Silvia le estaba pidiendo a la mucama que le prestara el decorador de tortas. Me agradó el modo humilde de dirigirse a su propia doméstica y esperé a que terminara de hablar para saludarla.

—Hola, Silvia —dije.

Giró con el pomo decorador de tortas en la mano y me miró extrañada.

—Hola —dijo algo cortada.

—Le estoy llevando el vermut —dijo la mucama.

—¿Se acuerda de mí? —le dije ya con miedo a tutearla.

—¿Amigo de José Luis? —dijo ella.

—Claro —dije al fin aliviado—. Nos conocimos en la confitería, al lado del cajero automático… ¿te acordás?

—Puede ser —dijo ella—. Puede ser…

Se retiró con el pomo, pensativa.

Yo regresé a mi reposera con las cortesías cumplidas; la mucama me aguardaba con el vaso de vermut helado en la mano.

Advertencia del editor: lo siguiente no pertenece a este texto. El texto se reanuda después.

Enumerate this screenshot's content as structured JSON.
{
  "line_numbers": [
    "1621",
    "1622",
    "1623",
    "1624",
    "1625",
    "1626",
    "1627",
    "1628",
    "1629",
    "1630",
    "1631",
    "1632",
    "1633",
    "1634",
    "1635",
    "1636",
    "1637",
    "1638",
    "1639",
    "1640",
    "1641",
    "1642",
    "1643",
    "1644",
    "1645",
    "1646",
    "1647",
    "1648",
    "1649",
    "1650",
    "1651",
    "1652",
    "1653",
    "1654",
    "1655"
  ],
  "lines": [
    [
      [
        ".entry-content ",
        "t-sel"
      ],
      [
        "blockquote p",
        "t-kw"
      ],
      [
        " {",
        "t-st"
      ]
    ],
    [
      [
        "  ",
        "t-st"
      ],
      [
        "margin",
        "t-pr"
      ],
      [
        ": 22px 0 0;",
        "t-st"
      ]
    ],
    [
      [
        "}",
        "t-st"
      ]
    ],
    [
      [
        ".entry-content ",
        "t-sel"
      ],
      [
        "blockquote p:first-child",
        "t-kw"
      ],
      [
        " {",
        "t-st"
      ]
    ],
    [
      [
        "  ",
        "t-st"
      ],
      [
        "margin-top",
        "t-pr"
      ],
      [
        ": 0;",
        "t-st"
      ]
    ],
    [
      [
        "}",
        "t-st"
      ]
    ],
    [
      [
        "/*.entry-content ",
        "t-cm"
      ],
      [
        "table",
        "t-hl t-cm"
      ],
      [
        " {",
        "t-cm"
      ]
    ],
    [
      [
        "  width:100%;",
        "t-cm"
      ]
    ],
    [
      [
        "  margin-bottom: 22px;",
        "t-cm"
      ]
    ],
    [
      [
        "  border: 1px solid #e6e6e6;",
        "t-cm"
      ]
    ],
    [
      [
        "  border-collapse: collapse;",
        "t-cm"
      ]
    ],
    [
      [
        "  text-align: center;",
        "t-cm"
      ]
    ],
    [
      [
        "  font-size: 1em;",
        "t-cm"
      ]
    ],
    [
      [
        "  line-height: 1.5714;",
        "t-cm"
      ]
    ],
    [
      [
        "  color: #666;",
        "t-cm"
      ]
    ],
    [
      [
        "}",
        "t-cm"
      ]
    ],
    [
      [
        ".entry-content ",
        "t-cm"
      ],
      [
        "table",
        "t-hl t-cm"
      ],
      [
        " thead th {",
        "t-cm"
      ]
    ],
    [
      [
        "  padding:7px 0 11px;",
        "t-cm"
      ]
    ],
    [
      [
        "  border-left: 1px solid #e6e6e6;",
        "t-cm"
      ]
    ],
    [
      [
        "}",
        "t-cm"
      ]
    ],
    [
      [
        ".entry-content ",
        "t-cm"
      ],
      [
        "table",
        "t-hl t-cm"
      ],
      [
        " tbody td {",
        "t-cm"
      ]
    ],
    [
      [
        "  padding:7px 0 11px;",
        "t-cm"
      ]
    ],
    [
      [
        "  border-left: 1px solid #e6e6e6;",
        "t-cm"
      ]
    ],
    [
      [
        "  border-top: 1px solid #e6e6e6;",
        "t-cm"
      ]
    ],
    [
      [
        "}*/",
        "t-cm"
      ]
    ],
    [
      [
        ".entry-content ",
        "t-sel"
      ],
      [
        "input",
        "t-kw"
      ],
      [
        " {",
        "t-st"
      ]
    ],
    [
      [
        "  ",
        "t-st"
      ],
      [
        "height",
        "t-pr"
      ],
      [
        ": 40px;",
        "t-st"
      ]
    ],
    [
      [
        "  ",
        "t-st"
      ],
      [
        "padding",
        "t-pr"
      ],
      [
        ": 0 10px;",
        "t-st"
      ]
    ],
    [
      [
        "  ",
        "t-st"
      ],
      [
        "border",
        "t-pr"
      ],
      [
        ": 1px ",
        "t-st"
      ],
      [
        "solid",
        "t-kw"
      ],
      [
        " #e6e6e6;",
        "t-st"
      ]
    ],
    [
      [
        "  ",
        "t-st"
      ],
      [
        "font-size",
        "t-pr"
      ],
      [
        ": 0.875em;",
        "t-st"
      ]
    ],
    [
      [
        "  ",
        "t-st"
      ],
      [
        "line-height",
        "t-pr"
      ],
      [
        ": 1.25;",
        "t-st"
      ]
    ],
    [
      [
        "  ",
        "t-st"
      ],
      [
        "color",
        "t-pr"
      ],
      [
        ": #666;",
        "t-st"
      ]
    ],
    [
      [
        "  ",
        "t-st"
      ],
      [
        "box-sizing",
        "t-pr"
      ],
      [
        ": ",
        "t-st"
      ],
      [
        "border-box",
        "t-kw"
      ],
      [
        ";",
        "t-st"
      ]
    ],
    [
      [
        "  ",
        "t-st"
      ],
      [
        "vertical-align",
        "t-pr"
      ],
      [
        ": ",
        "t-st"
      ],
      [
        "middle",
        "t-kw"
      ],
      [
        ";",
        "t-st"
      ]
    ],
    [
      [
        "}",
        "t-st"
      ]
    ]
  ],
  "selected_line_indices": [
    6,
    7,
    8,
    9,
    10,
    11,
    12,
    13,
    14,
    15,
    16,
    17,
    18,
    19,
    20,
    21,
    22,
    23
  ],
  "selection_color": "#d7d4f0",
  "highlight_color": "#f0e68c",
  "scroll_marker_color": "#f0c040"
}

«¿Cómo regresaría Julián?» Yo había leído
Cementerio de animales
mucho antes de que me ocurriera a mí. Pero no dejaba de pensar en un mundo real en el que los muertos resucitaran. Según la tradición judía, los justos muertos se levantarán de un torbellino de tierra, con un alma aun más pura y un cuerpo preparado para soportar la inmortalidad. ¿Cómo sería ese otro mundo? ¿Existiría el amor tal cual hoy lo conocemos? ¿La reproducción, la cena alrededor de la mesa? ¿Podría Julián en ese mundo darme un beso antes de salir para la escuela?